Surplus Grace: Belief, Doubt, and the Ever-Graced Faith
“Have faith in God!” Jesus tells his disciples in the Gospel of Mark (11:22 CEB). “You believe in God; believe also in me,” he says in the Gospel of John (14:1 NIV). Holding faith, Jesus suggests, is about laying claim to the hope that what God has promised will come to fruition. This includes Jesus’s own promises—to the disciples, and to us—that he has actually not abandoned us, even when the circumstances of our lives and this world seem to indicate otherwise. “Don’t be troubled,” he says; “I won’t leave you as orphans” (14:1, 8 CEB). “When I go to prepare a place for you, I will return and take you to be with me so that where I am you will be too” (14:3 CEB). Faith that holds refuses to give up on promises like this, even when it is colored by doubts or skepticism.
I love the biblical story of the man who holds tightly to faith, desperate for his son’s healing. “If you can do anything, help us! Show us compassion!” he says to Jesus. “‘If you can do anything’?” Jesus exclaims. “All things are possible for the one who has faith.” “I have faith,” said the man immediately; “help my lack of faith!” (Mark 9:22-24 CEB). This father’s faith is interlocked with doubt, but he refuses to let go of it because he wants so badly for his son to be healed. It is this doubt-riddled faith that drives him to seek understanding; that leads him to seek Jesus; that strengthens him not to be bogged down by his skepticism but to force out an affirmative, if honest, answer to Jesus’s question.
Martin Luther argued back in the sixteenth century that what faith holds onto most directly is not even God’s promises but Jesus Christ himself. “Faith takes hold of Christ and has Him present, enclosing Him as the ring encloses the gem,” Luther says.[1] One of the points Luther is making with this beautiful metaphor is that faith in and of itself has no content.
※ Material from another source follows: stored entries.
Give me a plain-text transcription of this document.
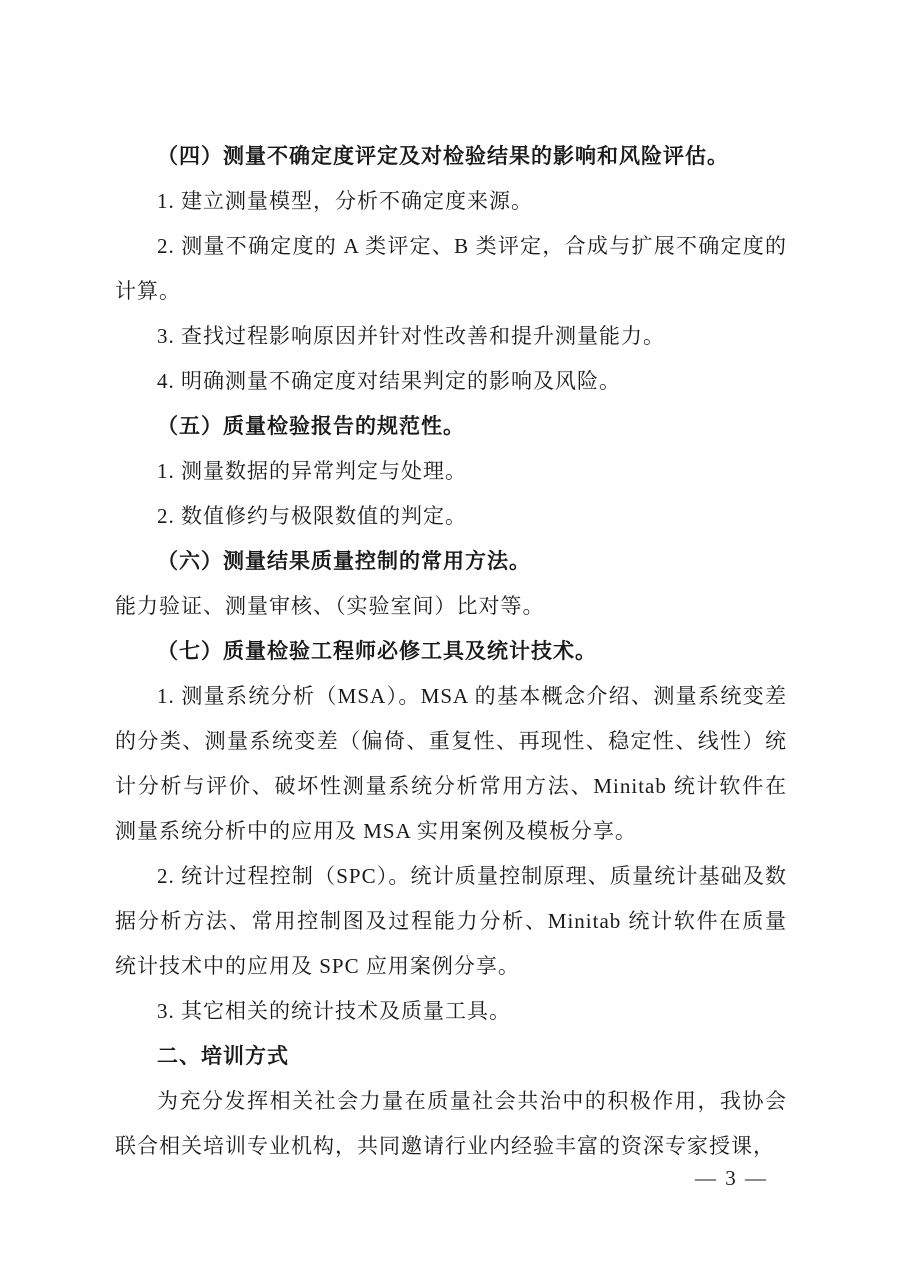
（四）测量不确定度评定及对检验结果的影响和风险评估。

1. 建立测量模型，分析不确定度来源。

2. 测量不确定度的 A 类评定、B 类评定，合成与扩展不确定度的计算。

3. 查找过程影响原因并针对性改善和提升测量能力。

4. 明确测量不确定度对结果判定的影响及风险。

（五）质量检验报告的规范性。

1. 测量数据的异常判定与处理。

2. 数值修约与极限数值的判定。

（六）测量结果质量控制的常用方法。

能力验证、测量审核、（实验室间）比对等。

（七）质量检验工程师必修工具及统计技术。

1. 测量系统分析（MSA）。MSA 的基本概念介绍、测量系统变差的分类、测量系统变差（偏倚、重复性、再现性、稳定性、线性）统计分析与评价、破坏性测量系统分析常用方法、Minitab 统计软件在测量系统分析中的应用及 MSA 实用案例及模板分享。

2. 统计过程控制（SPC）。统计质量控制原理、质量统计基础及数据分析方法、常用控制图及过程能力分析、Minitab 统计软件在质量统计技术中的应用及 SPC 应用案例分享。

3. 其它相关的统计技术及质量工具。

二、培训方式

为充分发挥相关社会力量在质量社会共治中的积极作用，我协会联合相关培训专业机构，共同邀请行业内经验丰富的资深专家授课，

— 3 —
It is not something we achieve, something that can be measured, or something we should get credit for. It is not, in and of itself, something that can save us. But it is absolutely essential because it unites us to the Christ in whom we participate, the Christ who makes us righteous, the Christ who is present to us and who shares with us everything he has. He is the content to which our faith clings; the one in whom we live and move and have our being; the savior of the world and also of each and every one.
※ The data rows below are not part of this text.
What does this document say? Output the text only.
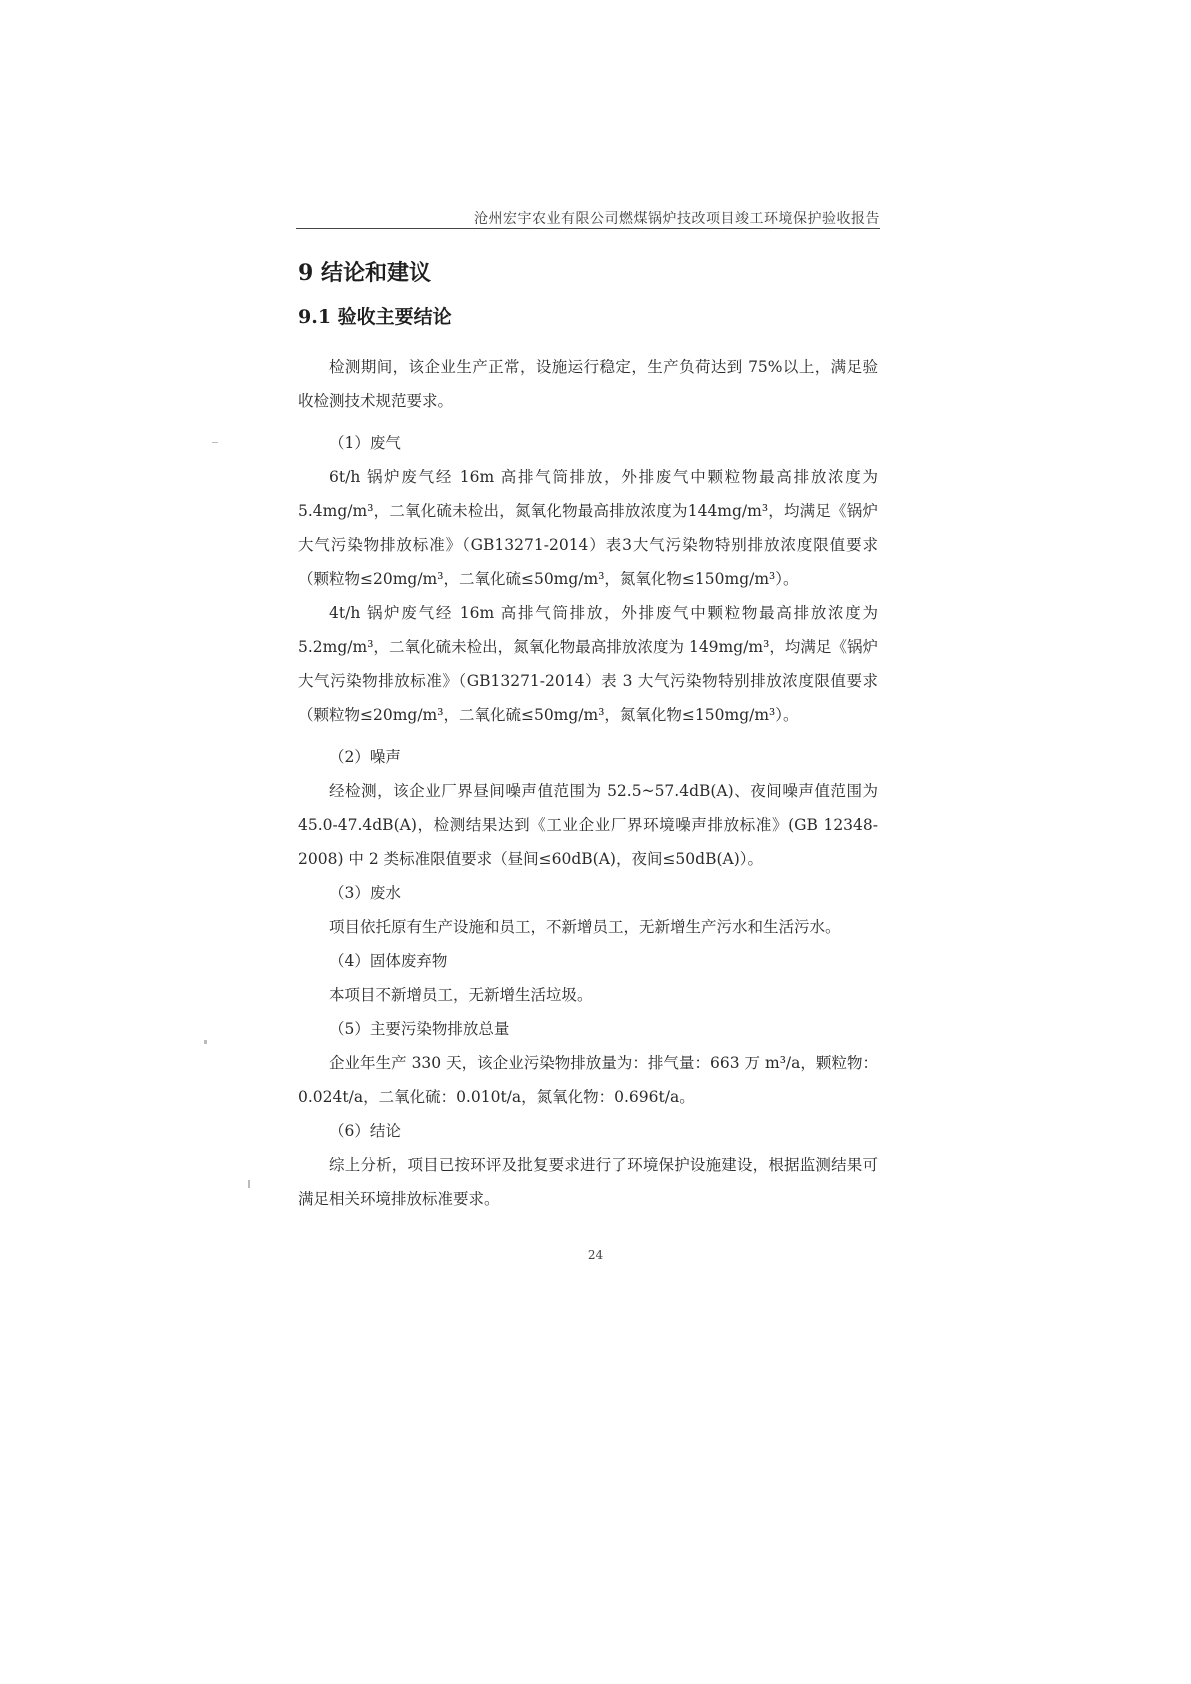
沧州宏宇农业有限公司燃煤锅炉技改项目竣工环境保护验收报告
9 结论和建议
9.1 验收主要结论

检测期间，该企业生产正常，设施运行稳定，生产负荷达到 75%以上，满足验收检测技术规范要求。

（1）废气

6t/h 锅炉废气经 16m 高排气筒排放，外排废气中颗粒物最高排放浓度为 5.4mg/m³，二氧化硫未检出，氮氧化物最高排放浓度为144mg/m³，均满足《锅炉大气污染物排放标准》（GB13271-2014）表3大气污染物特别排放浓度限值要求（颗粒物≤20mg/m³，二氧化硫≤50mg/m³，氮氧化物≤150mg/m³）。

4t/h 锅炉废气经 16m 高排气筒排放，外排废气中颗粒物最高排放浓度为 5.2mg/m³，二氧化硫未检出，氮氧化物最高排放浓度为 149mg/m³，均满足《锅炉大气污染物排放标准》（GB13271-2014）表 3 大气污染物特别排放浓度限值要求（颗粒物≤20mg/m³，二氧化硫≤50mg/m³，氮氧化物≤150mg/m³）。

（2）噪声

经检测，该企业厂界昼间噪声值范围为 52.5~57.4dB(A)、夜间噪声值范围为 45.0-47.4dB(A)，检测结果达到《工业企业厂界环境噪声排放标准》(GB 12348-2008) 中 2 类标准限值要求（昼间≤60dB(A)，夜间≤50dB(A)）。

（3）废水

项目依托原有生产设施和员工，不新增员工，无新增生产污水和生活污水。

（4）固体废弃物

本项目不新增员工，无新增生活垃圾。

（5）主要污染物排放总量

企业年生产 330 天，该企业污染物排放量为：排气量：663 万 m³/a，颗粒物：0.024t/a，二氧化硫：0.010t/a，氮氧化物：0.696t/a。

（6）结论

综上分析，项目已按环评及批复要求进行了环境保护设施建设，根据监测结果可满足相关环境排放标准要求。

24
Our faith holds Christ, but we also hold faith. One of the million-dollar questions in theology is: do we have the capacity, in and of ourselves, to generate faith? Theologians through the ages have generally agreed that human beings cannot achieve faith on their own. The big debate is whether or not they contribute anything at all. Thomas Aquinas thought that human beings were capable of journeying part way toward God; that God had “built in” to every human creature this capacity. Calvin held that human beings had enough capacity that they could turn in the right direction, but (following his interpretation of Romans 1) he thought that soon thereafter they were liable to create idols rather than to worship the one true God. Wesley thought faith was out of range for human beings apart from God’s doing; at the same time, he thought human beings do have a part to play: they participate with a graced responsiveness to God’s prevenient, justifying, and sanctifying love, choosing whether to accept or to reject God’s extended gift.
The theologian with whom I resonate most on this is Karl Barth. Barth lived from 1886 to 1968 and is part of the Reformed tradition, following John Calvin—but three centuries later! Barth observed that human beings who believe they have the capacity to contribute something of their own to God’s work of salvation were apt to mistake their own agendas for the will of God. His idea was that even our faith is a gift of God. He describes faith, in fact, as a kind of “surplus grace,” explaining that “grace is so truly grace, and so truly free as grace, that it is capable of this superfluity.” More specifically, he explains that grace is responsible for the “distinctive feature of the faith of those whom we see moving toward the miracles of Jesus.”[2]
The faith we hold is the faith that holds Christ, and the faith that holds Christ is surplus grace. It is a faith that will never let us go because it is an overflow of the unconditional love of God.